Both Librosa and Scipy have the fft function, however, they give me a different spectrogram output even with the same signal input.

Scipy

I am trying to get the spectrogram with the following code

import numpy as np                                       # fast vectors and matrices
import matplotlib.pyplot as plt                          # plotting
from scipy import fft      

X = np.sin(np.linspace(0,1e10,5*44100))

fs = 44100          # assumed sample frequency in Hz
window_size = 2048  # 2048-sample fourier windows
stride = 512        # 512 samples between windows
wps = fs/float(512) # ~86 windows/second
Xs = np.empty([int(2*wps),2048])

for i in range(Xs.shape[0]):
    Xs[i] = np.abs(fft(X[i*stride:i*stride+window_size]))
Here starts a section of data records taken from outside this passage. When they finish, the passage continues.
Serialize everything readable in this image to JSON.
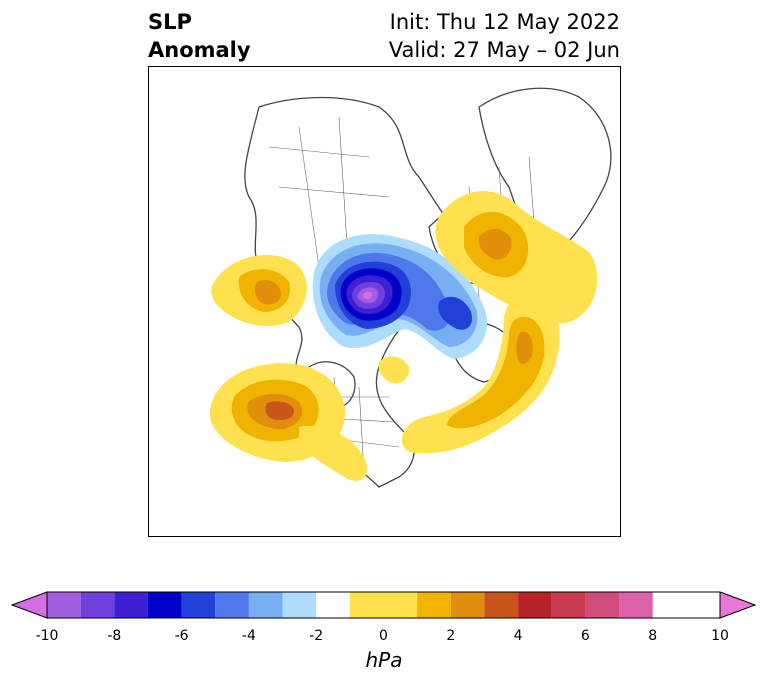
{
  "title": {
    "line1": "SLP",
    "line2": "Anomaly",
    "init": "Init: Thu 12 May 2022",
    "valid": "Valid: 27 May – 02 Jun"
  },
  "colorbar": {
    "unit": "hPa",
    "ticks": [
      "-10",
      "-8",
      "-6",
      "-4",
      "-2",
      "0",
      "2",
      "4",
      "6",
      "8",
      "10"
    ],
    "colors": [
      "#d56ee6",
      "#a35de0",
      "#7040dc",
      "#3f1fd2",
      "#0000c8",
      "#2040d8",
      "#4f79ea",
      "#78aef2",
      "#aedcfc",
      "#ffffff",
      "#ffe14f",
      "#f0b400",
      "#e08e0c",
      "#c8561a",
      "#b42424",
      "#c83a4e",
      "#d04c7c",
      "#dc60ac",
      "#ea76d6"
    ]
  }
}
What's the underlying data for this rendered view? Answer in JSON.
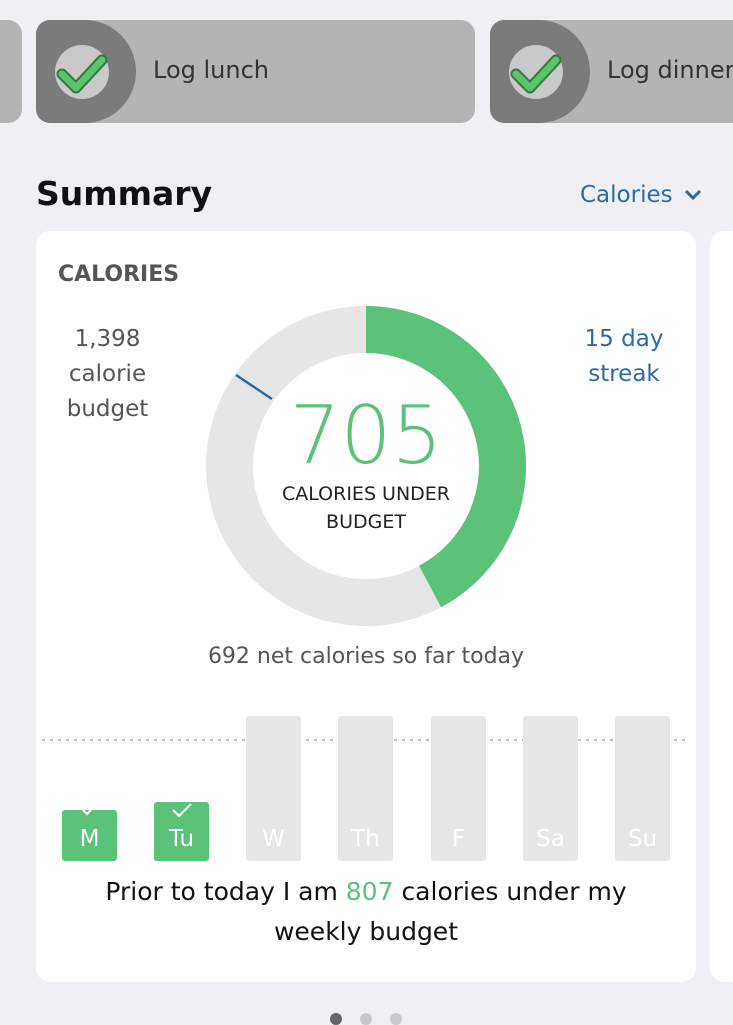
{
  "tasks": [
    {
      "label": "Log lunch"
    },
    {
      "label": "Log dinner"
    }
  ],
  "summary": {
    "title": "Summary",
    "selector": "Calories",
    "card": {
      "heading": "CALORIES",
      "budget": "1,398 calorie budget",
      "streak": "15 day streak",
      "remaining": "705",
      "remaining_label": "CALORIES UNDER BUDGET",
      "net": "692 net calories so far today",
      "days": [
        "M",
        "Tu",
        "W",
        "Th",
        "F",
        "Sa",
        "Su"
      ],
      "weekly_note": {
        "before": "Prior to today I am",
        "value": "807",
        "after": "calories under my weekly budget"
      }
    }
  }
}
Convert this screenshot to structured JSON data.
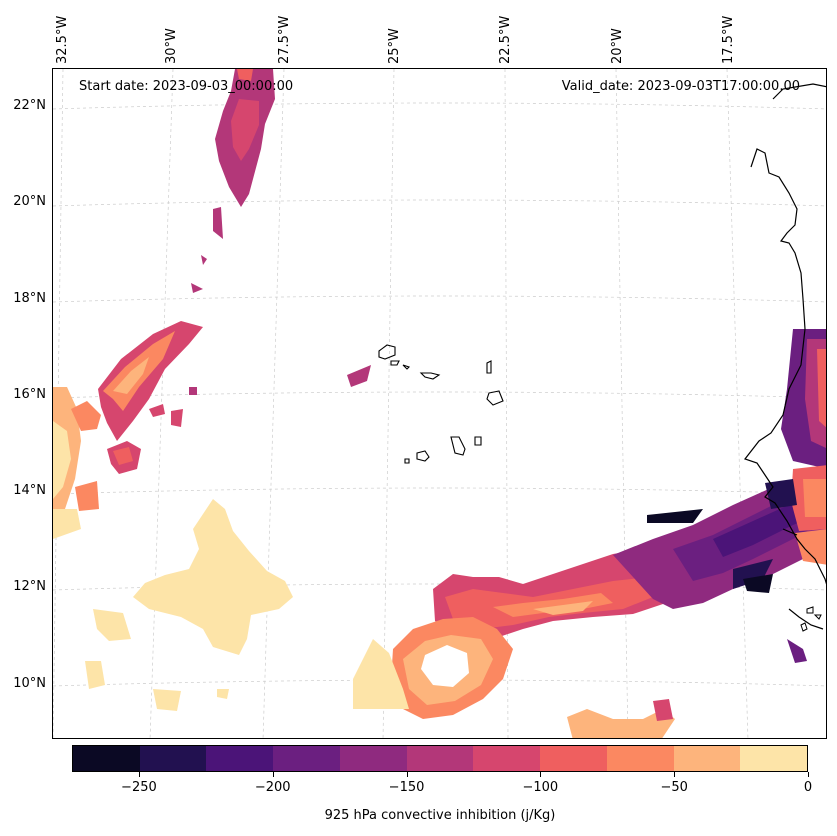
{
  "map": {
    "start_date": "Start date: 2023-09-03_00:00:00",
    "valid_date": "Valid_date: 2023-09-03T17:00:00.00",
    "lon_labels": [
      "32.5°W",
      "30°W",
      "27.5°W",
      "25°W",
      "22.5°W",
      "20°W",
      "17.5°W"
    ],
    "lat_labels": [
      "22°N",
      "20°N",
      "18°N",
      "16°N",
      "14°N",
      "12°N",
      "10°N"
    ],
    "features": [
      "cape-verde-islands",
      "west-africa-coastline"
    ]
  },
  "colorbar": {
    "label": "925 hPa convective inhibition (j/Kg)",
    "ticks": [
      "−250",
      "−200",
      "−150",
      "−100",
      "−50",
      "0"
    ],
    "range": [
      -275,
      0
    ],
    "levels": [
      -275,
      -250,
      -225,
      -200,
      -175,
      -150,
      -125,
      -100,
      -75,
      -50,
      -25,
      0
    ],
    "colors": [
      "#0b0924",
      "#221150",
      "#4b1478",
      "#6b1f80",
      "#8f2a7f",
      "#b33779",
      "#d6466e",
      "#ef5f5f",
      "#fb8861",
      "#fdb47c",
      "#fde4a8"
    ],
    "colormap": "magma"
  }
}
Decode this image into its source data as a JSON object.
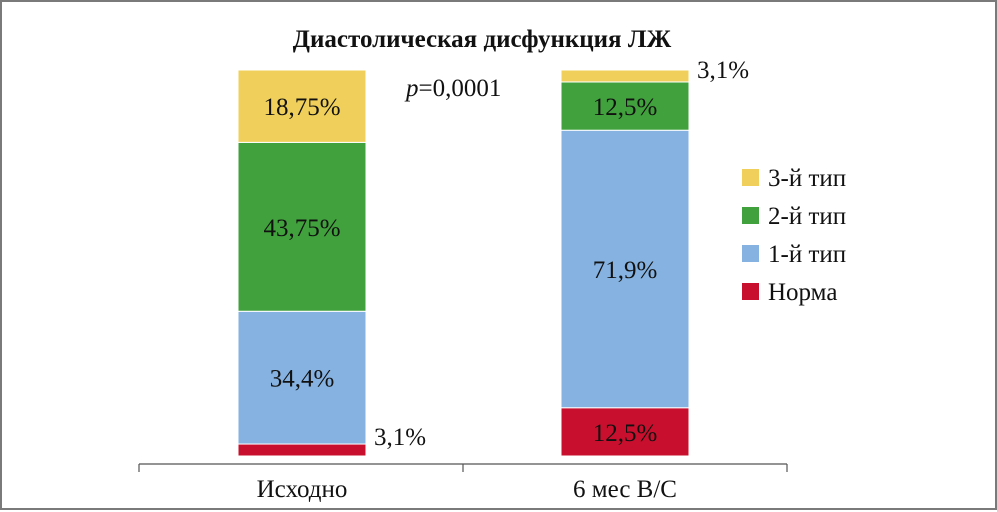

fig = plt.figure(figsize=(20,7))
plt.imshow(Xs.T[0:150],aspect='auto')
plt.gca().invert_yaxis()
fig.axes[0].set_xlabel('windows (~86Hz)')
fig.axes[0].set_ylabel('frequency')
plt.show()

Then I get the following spectrogram enter image description here

Librosa

Now I try to get the same spectrogram with Librosa

from librosa import stft

X_libs = stft(X, n_fft=window_size, hop_length=stride)
X_libs = np.abs(X_libs)[:,:int(2*wps)]

fig = plt.figure(figsize=(20,7))
plt.imshow(X_libs[0:150],aspect='auto')
plt.gca().invert_yaxis()
fig.axes[0].set_xlabel('windows (~86Hz)')
fig.axes[0].set_ylabel('frequency')
plt.show()

enter image description here

Question

The two spectrogram are obviously different, specifically, the Librosa version has an attack at the very beginning. What causes the difference? I don't see many parameters that I can tune in the documentation for Scipy and Librosa.

like image 875
Raven Cheuk Avatar asked May 24 '19 05:05

Raven Cheuk


1 Answers

The reason for this is the argument center for librosa's stft. By default it's True (along with pad_mode = 'reflect').

From the docs:

librosa.core.stft(y, n_fft=2048, hop_length=None, win_length=None, window='hann', center=True, dtype=, pad_mode='reflect')

center:boolean

If True, the signal y is padded so that frame D[:, t] is centered at y[t * hop_length].

If False, then D[:, t] begins at y[t * hop_length]

pad_mode:string

If center=True, the padding mode to use at the edges of the signal. By default, STFT uses reflection padding.

Calling the STFT like this

X_libs = stft(X, n_fft=window_size, hop_length=stride,
              center=False)

does lead to a straight line:

librosa.stft with center = False

Note that librosa's stft also uses the Hann window function by default. If you want to avoid this and make it more like your Scipy stft implementation, call the stft with a window consisting only of ones:

X_libs = stft(X, n_fft=window_size, hop_length=stride,
              window=np.ones(window_size),
              center=False)

librosa.stft with center = False and no window function

You'll notice that the line is thinner.